A New Approach to Enhanced LEO Satellites Communication

Abstract

Operations of satellites in Low-Earth Orbit (LEO) have been based on exploiting the maximum time of visibility of satellites over their ground stations. In this paper, it is shown that a key parameter for communication between a satellite and a ground station is not the time of visibility but the amount of telemetry data which can be transmitted from the satellite to the ground station in the downlink. Given the fact that advanced satellites may allow a variety of data rates for downlink, switching on and off the transponder at higher elevations (i.e. at lower slant ranges) than the minimum possible elevation allows for a higher data rate, and thus, despite of less contact time, for a higher total data volume to be transmitted during a given pass.

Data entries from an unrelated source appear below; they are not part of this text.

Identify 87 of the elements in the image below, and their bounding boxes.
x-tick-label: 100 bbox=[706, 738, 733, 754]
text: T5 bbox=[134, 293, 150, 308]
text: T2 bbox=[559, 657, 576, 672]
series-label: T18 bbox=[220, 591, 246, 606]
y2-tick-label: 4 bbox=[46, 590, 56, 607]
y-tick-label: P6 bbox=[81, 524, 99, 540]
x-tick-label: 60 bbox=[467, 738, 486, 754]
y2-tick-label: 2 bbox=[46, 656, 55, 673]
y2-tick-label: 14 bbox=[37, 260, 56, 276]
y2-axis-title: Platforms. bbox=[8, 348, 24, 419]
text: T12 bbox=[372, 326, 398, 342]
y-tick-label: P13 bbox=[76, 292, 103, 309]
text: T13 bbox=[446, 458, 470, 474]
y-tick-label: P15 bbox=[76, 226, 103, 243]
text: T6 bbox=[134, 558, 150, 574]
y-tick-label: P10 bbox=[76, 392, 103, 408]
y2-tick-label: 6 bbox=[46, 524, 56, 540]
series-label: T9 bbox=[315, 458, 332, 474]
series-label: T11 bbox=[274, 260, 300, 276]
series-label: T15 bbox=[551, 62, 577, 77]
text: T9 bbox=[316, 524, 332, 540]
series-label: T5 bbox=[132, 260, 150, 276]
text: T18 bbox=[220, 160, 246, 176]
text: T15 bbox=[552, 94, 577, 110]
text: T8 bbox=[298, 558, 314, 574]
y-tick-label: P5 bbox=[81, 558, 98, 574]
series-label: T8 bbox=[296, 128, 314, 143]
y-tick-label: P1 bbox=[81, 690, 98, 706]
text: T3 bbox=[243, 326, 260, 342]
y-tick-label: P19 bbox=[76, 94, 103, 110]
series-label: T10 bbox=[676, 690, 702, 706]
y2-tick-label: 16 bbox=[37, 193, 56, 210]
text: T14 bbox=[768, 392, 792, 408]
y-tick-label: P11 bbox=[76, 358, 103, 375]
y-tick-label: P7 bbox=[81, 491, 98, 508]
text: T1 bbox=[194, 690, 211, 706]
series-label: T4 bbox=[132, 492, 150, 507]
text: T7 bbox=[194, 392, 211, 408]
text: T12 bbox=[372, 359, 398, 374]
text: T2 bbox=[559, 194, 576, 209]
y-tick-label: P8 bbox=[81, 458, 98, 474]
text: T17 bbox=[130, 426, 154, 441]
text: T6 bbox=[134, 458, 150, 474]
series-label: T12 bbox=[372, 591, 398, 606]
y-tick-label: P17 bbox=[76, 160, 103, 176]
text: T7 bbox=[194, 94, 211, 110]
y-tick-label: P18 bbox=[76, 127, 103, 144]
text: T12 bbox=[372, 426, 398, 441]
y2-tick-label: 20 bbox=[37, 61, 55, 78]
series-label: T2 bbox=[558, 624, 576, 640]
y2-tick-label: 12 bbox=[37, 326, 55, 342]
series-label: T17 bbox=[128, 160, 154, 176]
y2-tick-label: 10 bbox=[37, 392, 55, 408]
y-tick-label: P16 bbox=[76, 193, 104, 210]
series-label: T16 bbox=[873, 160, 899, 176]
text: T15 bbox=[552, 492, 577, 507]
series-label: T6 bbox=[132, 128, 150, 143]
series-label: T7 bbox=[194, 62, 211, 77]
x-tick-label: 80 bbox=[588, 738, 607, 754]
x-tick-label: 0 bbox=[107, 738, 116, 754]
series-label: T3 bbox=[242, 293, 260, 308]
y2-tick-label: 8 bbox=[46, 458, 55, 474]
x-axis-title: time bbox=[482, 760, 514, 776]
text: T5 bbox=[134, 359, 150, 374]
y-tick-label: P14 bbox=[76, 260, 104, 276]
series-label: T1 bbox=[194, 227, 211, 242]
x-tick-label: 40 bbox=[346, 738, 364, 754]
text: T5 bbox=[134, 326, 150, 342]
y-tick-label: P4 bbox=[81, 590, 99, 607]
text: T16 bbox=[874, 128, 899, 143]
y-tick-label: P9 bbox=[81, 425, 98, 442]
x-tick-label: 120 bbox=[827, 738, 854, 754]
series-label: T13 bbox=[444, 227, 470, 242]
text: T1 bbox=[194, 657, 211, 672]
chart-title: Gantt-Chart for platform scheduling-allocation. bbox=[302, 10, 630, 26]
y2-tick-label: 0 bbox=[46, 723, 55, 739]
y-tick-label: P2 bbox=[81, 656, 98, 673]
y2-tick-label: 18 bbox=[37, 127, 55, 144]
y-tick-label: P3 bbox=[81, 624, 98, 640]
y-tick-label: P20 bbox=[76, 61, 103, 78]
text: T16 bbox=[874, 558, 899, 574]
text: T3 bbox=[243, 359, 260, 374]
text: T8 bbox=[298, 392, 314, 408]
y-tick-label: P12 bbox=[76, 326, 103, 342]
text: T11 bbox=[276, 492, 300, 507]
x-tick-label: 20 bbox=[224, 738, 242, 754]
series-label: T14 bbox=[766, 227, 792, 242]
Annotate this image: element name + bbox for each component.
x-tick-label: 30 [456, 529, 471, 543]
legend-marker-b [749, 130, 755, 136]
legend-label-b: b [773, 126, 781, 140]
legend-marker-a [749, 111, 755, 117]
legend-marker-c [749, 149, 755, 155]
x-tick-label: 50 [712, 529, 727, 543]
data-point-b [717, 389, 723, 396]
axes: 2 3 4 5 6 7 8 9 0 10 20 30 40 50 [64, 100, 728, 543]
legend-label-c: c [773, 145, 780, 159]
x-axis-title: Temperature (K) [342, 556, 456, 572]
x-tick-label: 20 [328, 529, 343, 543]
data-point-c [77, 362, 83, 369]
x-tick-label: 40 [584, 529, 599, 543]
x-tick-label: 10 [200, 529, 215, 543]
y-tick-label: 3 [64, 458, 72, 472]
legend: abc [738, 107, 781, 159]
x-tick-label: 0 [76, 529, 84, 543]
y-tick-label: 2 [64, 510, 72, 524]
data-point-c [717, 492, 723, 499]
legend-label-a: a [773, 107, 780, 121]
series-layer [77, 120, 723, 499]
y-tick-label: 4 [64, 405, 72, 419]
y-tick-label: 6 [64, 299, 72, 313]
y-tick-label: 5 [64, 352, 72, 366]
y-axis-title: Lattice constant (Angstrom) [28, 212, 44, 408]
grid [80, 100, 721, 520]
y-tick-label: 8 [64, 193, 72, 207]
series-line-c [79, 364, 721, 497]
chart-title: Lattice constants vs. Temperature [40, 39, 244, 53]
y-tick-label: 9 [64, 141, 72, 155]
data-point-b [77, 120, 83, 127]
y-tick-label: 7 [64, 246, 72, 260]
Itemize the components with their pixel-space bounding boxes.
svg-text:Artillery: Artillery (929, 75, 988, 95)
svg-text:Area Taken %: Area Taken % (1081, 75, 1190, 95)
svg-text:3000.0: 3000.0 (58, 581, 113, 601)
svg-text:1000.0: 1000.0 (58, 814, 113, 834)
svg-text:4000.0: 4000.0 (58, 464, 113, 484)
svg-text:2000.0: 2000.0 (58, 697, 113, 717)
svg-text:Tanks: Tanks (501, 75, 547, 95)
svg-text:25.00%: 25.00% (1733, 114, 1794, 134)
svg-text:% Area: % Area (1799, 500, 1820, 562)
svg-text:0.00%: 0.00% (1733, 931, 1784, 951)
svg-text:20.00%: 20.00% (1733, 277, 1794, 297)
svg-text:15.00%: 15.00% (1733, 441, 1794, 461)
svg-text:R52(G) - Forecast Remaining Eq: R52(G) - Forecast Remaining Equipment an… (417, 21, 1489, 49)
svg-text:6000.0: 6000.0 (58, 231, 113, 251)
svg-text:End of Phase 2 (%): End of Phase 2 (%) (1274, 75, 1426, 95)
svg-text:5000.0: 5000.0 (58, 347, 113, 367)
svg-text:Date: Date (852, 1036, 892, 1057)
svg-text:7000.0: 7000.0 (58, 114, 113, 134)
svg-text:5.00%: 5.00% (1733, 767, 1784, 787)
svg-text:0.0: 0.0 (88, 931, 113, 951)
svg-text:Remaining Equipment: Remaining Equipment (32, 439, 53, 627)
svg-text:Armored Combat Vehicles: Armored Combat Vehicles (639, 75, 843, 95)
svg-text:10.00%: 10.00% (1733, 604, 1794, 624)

The paper motivates this new approach for space-ground communication of satellites in LEO on the background of recent technology advances and develops the theoretical framework for enhanced communication. To this extent, an analytical relation is established of the total data volume which can be downlinked for a single pass as a function of the elevation at which the transponder shall be switched on and off. The analysis is limited to a circular LEO and zenith passes. Numerical simulations of the total data volume as a function of this minimum elevation angle are presented as well. Finally, associated opportunities and challenges for enhanced communications are identified and discussed. Conclusions are drawn for future optimized operations of LEO satellites based on given ground segments.